Stephen had a very common sense approach to life, he was modest about all his achievements and would always lift spirits with his great sense of humour, qualities for which he was loved and admired. Stephen will be held dear in the hearts of all his family and friends. He will be greatly missed.
A moment in time as remembered by Stephen’s wife.
Stephen was a member of Ipswich School CCF. On one occasion the Contingent Commander who may have been John Le Mare, had arranged a trip to an army centre / barracks in Chelmsford. Stephen, for reasons I cannot recall, was held back at school and could not join the group on the transport provided. In order not to miss out on something he enjoyed Stephen decided to hitch a lift to the venue.
A summons to the Headmaster’s study the next day had Stephen trembling in his shoes. He guessed it was about his travel arrangements the day before. What was his fate? I believe the conversation went something like this.
HM “I understand you missed the transport for the CCF trip yesterday, so how did you get there Lowe? “
S in a stutter “I thumbed a lift Sir”
HM “You mean you hitchhiked. (Pause) Well done Lowe, I like a boy who shows initiative”
That was not what Stephen had expected from the Headmaster Patrick Mermagen!
Paul Turner (OI 1958-68) writes:
Stephen Lowe sadly passed away, with his wife at his side, on 24th October 2020 following a long and courageous fight against the most cruel disease of Motor Neurone Disease, with which he had been diagnosed in 2016.

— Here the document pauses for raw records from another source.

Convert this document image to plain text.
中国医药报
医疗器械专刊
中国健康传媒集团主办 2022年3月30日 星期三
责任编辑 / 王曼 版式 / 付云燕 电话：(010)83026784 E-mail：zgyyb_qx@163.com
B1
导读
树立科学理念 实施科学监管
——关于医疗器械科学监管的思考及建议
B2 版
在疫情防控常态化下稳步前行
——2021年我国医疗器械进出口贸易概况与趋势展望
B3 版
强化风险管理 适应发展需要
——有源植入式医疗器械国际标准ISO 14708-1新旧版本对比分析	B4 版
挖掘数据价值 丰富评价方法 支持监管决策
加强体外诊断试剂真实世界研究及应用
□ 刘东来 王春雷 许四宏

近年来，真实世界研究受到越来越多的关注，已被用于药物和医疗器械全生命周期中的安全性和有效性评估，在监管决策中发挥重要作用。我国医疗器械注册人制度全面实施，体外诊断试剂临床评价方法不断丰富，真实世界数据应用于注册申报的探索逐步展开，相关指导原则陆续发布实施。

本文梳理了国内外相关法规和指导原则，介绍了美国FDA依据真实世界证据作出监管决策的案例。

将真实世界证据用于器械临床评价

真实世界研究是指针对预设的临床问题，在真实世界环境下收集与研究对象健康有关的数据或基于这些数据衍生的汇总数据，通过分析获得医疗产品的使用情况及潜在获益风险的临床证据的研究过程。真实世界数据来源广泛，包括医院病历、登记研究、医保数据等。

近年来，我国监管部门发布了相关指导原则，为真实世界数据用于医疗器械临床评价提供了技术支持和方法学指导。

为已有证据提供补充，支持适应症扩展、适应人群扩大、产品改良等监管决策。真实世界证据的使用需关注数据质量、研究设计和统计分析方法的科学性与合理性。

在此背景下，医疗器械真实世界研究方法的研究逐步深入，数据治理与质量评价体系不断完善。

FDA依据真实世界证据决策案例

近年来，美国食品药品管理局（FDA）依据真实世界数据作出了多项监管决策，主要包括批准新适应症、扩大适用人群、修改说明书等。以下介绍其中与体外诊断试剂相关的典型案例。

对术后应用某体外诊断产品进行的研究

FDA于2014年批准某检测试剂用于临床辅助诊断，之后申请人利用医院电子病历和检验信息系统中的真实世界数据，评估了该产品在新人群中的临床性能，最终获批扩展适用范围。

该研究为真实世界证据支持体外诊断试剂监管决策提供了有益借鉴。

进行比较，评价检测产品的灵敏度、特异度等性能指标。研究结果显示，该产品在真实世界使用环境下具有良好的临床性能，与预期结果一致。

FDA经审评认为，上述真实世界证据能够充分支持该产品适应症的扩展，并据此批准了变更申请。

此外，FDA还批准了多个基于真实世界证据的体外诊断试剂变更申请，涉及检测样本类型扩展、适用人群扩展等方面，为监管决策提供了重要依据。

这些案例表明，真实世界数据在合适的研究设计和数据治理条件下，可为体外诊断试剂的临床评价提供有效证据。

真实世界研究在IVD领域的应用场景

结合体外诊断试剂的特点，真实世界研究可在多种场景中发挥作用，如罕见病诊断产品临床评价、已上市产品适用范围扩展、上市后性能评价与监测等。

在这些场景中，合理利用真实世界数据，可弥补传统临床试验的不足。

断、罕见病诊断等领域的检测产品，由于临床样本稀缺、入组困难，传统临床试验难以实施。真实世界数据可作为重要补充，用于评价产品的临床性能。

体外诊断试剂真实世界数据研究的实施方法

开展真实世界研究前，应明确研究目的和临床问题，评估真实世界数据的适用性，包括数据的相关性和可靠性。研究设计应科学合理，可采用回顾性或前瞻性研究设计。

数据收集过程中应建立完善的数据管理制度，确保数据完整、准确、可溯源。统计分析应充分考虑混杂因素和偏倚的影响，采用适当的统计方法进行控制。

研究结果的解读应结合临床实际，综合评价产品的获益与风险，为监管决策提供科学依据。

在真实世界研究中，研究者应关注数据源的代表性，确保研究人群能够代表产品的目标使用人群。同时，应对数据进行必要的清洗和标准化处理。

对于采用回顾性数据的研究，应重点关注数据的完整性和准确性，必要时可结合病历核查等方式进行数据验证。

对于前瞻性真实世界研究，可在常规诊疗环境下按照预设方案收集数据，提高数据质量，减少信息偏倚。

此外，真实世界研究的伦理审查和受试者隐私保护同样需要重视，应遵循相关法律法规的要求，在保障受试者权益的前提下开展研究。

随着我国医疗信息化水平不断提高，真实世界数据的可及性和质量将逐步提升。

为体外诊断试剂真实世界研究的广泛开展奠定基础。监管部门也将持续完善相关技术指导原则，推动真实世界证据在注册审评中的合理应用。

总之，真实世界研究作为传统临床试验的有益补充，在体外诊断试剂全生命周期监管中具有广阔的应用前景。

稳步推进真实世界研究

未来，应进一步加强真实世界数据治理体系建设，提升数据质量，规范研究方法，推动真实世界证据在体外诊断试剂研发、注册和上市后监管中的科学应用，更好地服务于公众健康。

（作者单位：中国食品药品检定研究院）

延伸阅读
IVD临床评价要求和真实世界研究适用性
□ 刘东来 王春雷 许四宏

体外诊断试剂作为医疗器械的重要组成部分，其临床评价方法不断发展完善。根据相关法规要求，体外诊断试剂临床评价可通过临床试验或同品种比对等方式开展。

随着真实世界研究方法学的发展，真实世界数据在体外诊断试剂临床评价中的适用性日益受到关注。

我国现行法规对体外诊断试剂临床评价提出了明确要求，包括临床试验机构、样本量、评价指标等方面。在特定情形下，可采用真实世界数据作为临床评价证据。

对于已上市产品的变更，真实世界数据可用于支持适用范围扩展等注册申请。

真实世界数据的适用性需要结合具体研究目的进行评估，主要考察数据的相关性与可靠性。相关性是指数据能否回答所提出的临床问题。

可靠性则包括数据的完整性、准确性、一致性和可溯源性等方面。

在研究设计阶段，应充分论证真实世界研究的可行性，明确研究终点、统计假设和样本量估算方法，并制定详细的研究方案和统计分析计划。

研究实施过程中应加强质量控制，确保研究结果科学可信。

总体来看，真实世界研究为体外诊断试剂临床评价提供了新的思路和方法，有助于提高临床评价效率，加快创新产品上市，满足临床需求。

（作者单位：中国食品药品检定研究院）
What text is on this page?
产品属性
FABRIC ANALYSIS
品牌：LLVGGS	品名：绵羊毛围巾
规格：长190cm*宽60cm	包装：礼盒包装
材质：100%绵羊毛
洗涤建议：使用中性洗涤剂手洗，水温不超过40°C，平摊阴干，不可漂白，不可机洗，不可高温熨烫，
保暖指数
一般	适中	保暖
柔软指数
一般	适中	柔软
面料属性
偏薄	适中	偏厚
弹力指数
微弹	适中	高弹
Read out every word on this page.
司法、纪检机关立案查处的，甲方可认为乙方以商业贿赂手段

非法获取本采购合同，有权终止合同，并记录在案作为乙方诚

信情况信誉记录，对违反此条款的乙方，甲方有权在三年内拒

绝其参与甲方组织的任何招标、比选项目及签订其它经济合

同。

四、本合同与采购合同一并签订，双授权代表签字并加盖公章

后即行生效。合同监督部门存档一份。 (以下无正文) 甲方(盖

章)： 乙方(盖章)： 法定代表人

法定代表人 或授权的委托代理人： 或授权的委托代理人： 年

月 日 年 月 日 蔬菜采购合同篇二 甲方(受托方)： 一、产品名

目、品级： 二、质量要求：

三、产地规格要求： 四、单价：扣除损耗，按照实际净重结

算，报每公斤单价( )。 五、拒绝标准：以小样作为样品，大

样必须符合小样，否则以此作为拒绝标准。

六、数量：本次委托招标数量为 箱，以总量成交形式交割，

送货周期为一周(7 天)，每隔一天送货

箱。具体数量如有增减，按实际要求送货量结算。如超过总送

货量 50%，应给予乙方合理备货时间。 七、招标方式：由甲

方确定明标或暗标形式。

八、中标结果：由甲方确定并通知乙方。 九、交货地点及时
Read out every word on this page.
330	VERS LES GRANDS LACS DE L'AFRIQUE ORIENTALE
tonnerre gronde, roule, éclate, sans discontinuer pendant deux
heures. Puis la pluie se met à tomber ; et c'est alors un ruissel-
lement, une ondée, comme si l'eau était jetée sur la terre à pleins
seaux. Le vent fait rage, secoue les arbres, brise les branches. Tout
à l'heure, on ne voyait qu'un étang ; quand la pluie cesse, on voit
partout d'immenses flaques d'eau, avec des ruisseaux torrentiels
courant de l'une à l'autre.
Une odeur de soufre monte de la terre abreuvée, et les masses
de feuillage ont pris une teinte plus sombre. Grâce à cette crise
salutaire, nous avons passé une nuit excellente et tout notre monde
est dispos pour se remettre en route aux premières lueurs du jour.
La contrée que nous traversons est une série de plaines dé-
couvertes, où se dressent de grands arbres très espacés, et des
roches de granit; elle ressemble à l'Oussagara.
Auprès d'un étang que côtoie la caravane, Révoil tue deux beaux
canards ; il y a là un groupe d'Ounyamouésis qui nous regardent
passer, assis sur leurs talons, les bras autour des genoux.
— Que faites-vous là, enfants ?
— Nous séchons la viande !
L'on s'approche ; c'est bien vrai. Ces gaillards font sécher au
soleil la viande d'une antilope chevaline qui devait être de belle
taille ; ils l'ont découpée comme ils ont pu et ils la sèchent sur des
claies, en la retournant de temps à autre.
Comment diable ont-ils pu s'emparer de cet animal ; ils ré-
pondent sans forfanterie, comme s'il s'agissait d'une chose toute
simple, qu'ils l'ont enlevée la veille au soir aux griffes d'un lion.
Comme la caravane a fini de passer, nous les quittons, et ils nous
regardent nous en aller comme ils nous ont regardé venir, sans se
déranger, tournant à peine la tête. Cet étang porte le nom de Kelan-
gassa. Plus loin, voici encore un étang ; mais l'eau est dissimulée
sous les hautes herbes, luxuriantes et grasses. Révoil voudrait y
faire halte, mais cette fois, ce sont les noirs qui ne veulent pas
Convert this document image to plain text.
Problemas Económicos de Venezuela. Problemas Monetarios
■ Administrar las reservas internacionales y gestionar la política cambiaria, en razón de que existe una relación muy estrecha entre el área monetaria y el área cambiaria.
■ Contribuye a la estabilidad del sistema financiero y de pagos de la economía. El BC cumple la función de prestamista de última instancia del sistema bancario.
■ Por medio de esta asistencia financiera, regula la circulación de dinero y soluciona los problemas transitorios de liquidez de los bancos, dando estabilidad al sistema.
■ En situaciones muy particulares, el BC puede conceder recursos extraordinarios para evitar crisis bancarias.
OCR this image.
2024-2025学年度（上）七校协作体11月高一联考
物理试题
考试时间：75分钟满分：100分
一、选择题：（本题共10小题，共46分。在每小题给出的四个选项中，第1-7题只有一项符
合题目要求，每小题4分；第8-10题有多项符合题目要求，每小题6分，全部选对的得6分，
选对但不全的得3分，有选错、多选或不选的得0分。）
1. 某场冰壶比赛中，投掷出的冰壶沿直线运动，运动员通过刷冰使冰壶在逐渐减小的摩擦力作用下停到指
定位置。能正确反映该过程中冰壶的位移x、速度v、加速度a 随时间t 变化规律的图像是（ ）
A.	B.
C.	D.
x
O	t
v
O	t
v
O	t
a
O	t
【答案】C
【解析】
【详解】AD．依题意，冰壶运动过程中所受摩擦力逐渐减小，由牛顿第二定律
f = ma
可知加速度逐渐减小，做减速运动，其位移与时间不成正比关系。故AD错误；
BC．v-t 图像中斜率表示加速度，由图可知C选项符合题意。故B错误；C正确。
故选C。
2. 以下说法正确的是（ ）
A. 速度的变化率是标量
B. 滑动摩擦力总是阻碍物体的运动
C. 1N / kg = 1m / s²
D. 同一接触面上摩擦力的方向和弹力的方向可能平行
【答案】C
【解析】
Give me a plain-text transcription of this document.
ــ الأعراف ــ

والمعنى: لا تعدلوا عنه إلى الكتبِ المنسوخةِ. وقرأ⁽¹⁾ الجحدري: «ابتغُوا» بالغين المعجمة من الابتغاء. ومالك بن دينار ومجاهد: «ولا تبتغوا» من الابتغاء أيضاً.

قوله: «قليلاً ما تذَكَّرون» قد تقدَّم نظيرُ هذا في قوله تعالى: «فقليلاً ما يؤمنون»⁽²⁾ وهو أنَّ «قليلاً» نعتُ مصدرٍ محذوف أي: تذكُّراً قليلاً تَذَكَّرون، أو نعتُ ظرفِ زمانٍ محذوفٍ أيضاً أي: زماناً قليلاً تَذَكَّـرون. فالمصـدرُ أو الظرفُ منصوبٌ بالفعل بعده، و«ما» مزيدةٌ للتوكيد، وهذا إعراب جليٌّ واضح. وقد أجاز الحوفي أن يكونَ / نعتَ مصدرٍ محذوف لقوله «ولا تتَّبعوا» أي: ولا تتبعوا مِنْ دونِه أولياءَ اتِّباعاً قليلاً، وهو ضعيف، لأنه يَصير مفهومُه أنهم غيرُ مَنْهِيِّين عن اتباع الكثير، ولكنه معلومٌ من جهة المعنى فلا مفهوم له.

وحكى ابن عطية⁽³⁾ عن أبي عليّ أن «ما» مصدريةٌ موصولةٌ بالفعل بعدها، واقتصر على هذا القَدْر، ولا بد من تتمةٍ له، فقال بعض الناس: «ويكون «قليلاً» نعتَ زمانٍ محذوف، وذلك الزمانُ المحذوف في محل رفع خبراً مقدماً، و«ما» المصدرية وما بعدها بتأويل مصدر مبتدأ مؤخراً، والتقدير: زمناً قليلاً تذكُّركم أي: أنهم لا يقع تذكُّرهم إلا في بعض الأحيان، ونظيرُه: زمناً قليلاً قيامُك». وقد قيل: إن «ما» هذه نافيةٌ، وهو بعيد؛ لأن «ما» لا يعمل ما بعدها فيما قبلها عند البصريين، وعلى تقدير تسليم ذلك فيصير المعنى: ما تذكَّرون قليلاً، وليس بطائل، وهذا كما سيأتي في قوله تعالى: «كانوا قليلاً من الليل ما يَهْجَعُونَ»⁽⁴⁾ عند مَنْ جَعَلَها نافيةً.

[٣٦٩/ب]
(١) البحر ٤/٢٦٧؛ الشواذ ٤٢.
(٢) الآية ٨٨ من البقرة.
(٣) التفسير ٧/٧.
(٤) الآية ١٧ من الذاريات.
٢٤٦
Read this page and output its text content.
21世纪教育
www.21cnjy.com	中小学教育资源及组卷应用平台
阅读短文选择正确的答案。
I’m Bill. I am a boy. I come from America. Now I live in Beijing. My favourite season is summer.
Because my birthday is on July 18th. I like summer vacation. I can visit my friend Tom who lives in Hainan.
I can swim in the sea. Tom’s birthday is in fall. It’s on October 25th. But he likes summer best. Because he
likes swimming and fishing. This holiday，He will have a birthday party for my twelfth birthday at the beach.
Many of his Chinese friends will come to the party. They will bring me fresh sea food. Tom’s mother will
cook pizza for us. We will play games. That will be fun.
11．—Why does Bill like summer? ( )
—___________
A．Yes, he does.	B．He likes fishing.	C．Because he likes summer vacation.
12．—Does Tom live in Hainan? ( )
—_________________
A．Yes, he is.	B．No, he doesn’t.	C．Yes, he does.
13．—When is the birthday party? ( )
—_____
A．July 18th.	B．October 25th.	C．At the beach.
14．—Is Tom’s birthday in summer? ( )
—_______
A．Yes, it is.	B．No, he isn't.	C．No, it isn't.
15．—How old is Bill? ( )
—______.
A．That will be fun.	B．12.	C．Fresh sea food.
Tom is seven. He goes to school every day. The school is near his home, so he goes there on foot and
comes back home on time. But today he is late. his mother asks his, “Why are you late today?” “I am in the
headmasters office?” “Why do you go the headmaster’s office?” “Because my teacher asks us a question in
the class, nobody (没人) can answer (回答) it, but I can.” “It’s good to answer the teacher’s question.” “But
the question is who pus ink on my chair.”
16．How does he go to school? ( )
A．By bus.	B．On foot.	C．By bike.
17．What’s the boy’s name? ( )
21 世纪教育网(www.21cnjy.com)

We were fellow OIs, at both Junior House and Westwood together. Throughout his illness, Stephen had maintained his dignity and above all his sense of humour. I had the pleasure of meeting him at the Westwood reunion in 2007, when he did not seem to have changed at all over the intervening 40 years since he left the school.
Andy Green (OI 1960-67) (Staff member 1999-03) writes:
Stephen and I passed through the school at the same time, he was boarding and I was a day boy. He was a good friend and companion. We have remained in contact ever since by phone, letter, e-mail and cards at Christmas also visits together. I learned of his condition in 2018, diagnosed a couple of years earlier. I have been privileged to exchange a number of e-mails with him since then during which we mused on our career paths and families. He was especially interested in developments at Ipswich School over the years and during my time as a staff member. These have been many and varied both of school structures and arguably the biggest change of all, becoming co-educational. We exchanged old photographs of the school in our time and some more recent ones. I shall miss our reminiscences.